I guess i found something about the strange number of contacts… it seems that Mautic stores also so called “anonymous contacts” in that table. If i click on “Toggle anonymous contacts” icon on the top-right of the contacts-list, or enter the search-term “is:anonymous”, i get 7367 results. And 9047 - 7367 = 1680 which is the expected number of contacts.

So, first thing to do for me is to only let getList() return non-anonymous contacts. It think i could be done using this search filter:

!(is:anonymous)

But my first try ends up in an “memory exhausted” error on the Webserver

But where are all those anons come from? It seems that Mautic puts the IP address of every contact to it into that table. So whenever somebody hits my Mautic it will be recorded, regardless if that lead to any usefull or not.

The majority of my anon contacts tried to access this URL
https://mautic.mydomain.com/wp/wp-login.php
which looks more like Script-Kiddy Wordpress bruteforce.
So first thing for me is to lead this URL to a 404 on the Nginx
Next thing would be to remove all that stuff from the database.

imog · June 20, 2021, 6:10pm

SELECT count(*) FROM mautic.lead_event_log WHERE properties LIKE '%wp_login.php%';
gave out “only” 436 brutes. But there are many more unwanted page-queries in the log.

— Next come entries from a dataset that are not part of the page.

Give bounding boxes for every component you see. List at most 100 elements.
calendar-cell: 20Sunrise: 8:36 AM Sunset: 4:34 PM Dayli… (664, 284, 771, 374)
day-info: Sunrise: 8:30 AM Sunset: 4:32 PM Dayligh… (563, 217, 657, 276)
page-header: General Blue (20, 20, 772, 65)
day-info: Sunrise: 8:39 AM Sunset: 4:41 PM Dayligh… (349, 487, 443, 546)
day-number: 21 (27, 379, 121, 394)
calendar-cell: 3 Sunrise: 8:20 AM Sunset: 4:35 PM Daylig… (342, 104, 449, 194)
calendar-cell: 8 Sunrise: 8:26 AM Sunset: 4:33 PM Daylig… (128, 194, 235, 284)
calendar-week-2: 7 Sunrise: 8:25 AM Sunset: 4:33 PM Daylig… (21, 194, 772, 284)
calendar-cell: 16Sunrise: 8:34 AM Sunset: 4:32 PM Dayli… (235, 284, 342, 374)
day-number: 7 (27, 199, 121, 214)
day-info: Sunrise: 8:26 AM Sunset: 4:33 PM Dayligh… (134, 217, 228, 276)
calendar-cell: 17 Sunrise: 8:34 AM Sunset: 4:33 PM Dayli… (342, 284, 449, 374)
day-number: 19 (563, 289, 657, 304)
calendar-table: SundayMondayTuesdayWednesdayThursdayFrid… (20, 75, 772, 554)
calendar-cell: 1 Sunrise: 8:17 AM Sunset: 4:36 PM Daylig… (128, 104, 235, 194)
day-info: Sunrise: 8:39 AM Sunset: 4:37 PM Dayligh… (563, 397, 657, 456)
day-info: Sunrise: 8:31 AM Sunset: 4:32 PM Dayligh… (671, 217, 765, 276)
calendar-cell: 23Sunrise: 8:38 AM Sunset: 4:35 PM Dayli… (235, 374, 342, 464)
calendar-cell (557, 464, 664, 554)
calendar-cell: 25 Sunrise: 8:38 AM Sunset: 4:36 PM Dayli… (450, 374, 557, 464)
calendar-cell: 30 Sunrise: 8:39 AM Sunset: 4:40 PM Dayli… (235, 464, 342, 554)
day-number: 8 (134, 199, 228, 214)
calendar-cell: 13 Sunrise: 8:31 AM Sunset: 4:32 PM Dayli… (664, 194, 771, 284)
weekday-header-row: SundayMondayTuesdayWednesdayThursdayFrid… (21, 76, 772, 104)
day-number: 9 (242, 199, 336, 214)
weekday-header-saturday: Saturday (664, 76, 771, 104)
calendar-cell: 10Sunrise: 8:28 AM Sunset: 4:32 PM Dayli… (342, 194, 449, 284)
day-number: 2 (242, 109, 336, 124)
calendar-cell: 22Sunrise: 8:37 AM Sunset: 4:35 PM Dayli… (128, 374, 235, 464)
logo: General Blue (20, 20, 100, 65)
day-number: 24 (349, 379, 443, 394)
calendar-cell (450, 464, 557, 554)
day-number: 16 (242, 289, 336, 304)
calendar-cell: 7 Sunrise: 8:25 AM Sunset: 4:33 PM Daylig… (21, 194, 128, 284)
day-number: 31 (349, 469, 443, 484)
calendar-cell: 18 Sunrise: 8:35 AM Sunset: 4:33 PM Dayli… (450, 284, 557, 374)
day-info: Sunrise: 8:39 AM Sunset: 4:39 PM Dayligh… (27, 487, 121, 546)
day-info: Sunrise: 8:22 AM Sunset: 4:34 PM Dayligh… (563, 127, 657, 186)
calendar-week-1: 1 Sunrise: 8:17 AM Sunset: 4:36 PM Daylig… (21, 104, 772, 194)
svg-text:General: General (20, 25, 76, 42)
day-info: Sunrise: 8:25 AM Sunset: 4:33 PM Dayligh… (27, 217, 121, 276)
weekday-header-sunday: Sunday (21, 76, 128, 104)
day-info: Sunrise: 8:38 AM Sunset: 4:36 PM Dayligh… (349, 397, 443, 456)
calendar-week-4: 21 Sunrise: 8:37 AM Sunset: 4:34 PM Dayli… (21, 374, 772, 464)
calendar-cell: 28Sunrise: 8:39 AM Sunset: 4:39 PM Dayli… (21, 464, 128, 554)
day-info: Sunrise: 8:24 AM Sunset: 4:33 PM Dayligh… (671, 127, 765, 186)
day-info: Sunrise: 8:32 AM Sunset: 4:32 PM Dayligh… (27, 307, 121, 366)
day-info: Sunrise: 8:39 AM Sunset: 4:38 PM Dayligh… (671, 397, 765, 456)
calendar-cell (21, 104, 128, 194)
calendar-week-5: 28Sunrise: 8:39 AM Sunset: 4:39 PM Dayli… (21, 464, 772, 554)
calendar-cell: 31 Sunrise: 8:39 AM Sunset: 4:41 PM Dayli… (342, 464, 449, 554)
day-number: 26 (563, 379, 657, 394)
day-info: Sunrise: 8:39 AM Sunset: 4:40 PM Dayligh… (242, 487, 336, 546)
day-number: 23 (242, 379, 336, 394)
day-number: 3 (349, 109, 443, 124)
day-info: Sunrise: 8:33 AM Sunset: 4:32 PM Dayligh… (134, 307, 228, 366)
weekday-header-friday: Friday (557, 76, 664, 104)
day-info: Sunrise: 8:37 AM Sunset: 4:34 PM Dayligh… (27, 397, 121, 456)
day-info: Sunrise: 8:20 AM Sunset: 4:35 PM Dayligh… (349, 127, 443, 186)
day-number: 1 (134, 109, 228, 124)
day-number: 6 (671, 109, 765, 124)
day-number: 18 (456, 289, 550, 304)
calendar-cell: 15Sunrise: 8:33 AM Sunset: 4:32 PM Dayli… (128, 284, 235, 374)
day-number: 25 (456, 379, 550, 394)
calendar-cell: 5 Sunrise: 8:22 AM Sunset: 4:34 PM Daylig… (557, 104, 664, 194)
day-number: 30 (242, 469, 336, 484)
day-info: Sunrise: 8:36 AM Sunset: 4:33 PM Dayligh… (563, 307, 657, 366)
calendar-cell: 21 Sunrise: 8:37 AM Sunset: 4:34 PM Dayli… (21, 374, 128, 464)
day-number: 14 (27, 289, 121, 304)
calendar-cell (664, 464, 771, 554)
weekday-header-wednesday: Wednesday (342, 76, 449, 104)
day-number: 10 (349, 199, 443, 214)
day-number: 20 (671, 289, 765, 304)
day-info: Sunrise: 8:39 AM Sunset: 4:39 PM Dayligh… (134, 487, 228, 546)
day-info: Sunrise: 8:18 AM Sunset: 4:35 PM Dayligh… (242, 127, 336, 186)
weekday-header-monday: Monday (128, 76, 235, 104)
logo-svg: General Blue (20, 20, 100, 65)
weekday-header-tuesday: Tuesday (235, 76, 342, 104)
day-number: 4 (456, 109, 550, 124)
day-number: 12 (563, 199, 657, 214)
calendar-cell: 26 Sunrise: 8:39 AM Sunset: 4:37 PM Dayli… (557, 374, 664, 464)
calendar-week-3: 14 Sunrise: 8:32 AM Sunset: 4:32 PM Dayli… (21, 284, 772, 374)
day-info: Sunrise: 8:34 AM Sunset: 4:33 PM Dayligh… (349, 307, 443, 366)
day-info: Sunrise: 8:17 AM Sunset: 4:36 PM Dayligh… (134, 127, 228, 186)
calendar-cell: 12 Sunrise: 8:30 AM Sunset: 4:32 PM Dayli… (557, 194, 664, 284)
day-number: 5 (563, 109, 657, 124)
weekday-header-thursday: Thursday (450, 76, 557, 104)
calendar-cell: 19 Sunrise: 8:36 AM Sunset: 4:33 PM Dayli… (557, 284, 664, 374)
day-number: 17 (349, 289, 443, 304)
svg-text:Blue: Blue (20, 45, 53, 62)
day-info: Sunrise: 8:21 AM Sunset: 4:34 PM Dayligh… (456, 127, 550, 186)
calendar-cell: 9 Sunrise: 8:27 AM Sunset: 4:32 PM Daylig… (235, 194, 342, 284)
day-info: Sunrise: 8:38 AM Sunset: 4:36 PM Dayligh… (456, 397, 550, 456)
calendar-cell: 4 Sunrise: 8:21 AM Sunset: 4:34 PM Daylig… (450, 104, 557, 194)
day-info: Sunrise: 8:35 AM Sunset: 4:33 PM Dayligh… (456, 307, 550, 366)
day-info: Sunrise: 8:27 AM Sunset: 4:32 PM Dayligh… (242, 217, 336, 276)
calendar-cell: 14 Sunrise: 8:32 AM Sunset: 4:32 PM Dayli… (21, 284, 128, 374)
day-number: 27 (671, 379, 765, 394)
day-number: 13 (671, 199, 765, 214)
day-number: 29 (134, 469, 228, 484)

How can i prevent Mautic from creating a lead from every page-request?
And how can i cleanup my leads? Just using SQL?

joeyk · June 21, 2021, 5:29am

Hi, you can also create a campaign that takes care of it.

imog · June 21, 2021, 8:19am

I think about how to formulate this as SQL… what do you want to get out of this information?
The challenge is to distinguish between wanted and unwanted access to Mautic and filter out the unwanted (brute forces, scanner, bots), right?
I would say, every request Mautic cannot handle, because the URL leads to something that does not exist, should not create a lead and simply be ignored without a trace.